Segundo o eleito, “Há muito que o antigo aterro/vazadouro da Calheta estava prestes a atingir o seu limite e nada foi feito”, apontando atrasos na resposta a uma necessidade considerada estrutural para o município.
O CDS recorda que, em setembro, o então presidente da Câmara Municipal, Carlos Teles, anunciou a existência de um espaço identificado para a nova infra-estrutura e a abertura de negociações com proprietários de terrenos, de forma a dar resposta ao problema.
O partido refere que, desde então, residentes e empresas enfrentam dificuldades acrescidas, nomeadamente nos custos associados à limpeza de jardins e terrenos, devido à logística e ao aumento das despesas de transporte.
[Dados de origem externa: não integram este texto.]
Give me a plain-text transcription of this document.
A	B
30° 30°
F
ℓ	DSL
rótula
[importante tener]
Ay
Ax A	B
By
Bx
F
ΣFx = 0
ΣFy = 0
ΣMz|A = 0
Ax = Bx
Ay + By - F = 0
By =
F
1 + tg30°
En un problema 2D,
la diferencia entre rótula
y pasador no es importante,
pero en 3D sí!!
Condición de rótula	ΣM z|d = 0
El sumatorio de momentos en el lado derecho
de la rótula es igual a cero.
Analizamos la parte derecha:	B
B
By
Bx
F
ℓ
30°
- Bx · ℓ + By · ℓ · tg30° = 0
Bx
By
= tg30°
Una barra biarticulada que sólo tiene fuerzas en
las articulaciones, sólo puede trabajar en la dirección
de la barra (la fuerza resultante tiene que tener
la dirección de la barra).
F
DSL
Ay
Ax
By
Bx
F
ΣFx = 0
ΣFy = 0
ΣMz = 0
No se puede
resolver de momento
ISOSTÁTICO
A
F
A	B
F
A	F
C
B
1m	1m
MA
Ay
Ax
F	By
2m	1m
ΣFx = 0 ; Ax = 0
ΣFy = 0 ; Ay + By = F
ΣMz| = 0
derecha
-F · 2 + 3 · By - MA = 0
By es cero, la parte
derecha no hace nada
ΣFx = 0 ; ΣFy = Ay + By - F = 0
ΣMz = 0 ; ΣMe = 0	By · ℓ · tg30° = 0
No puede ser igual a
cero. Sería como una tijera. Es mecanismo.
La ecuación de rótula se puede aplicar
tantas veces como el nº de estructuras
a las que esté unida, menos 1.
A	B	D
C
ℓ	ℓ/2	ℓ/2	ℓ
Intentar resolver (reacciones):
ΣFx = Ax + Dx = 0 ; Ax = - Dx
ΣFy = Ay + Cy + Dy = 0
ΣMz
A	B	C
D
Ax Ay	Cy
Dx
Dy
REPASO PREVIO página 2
Na resposta, a presidente do executivo municipal terá admitido que a solução poderá demorar, indicando ainda que o futuro aterro deixará de ser municipal e passará a ter iniciativa privada.
Os eleitos do CDS na Calheta lamentam que a promessa feita em setembro não tenha avançado e afirmam que a solução necessária para o concelho continua sem prazo definido.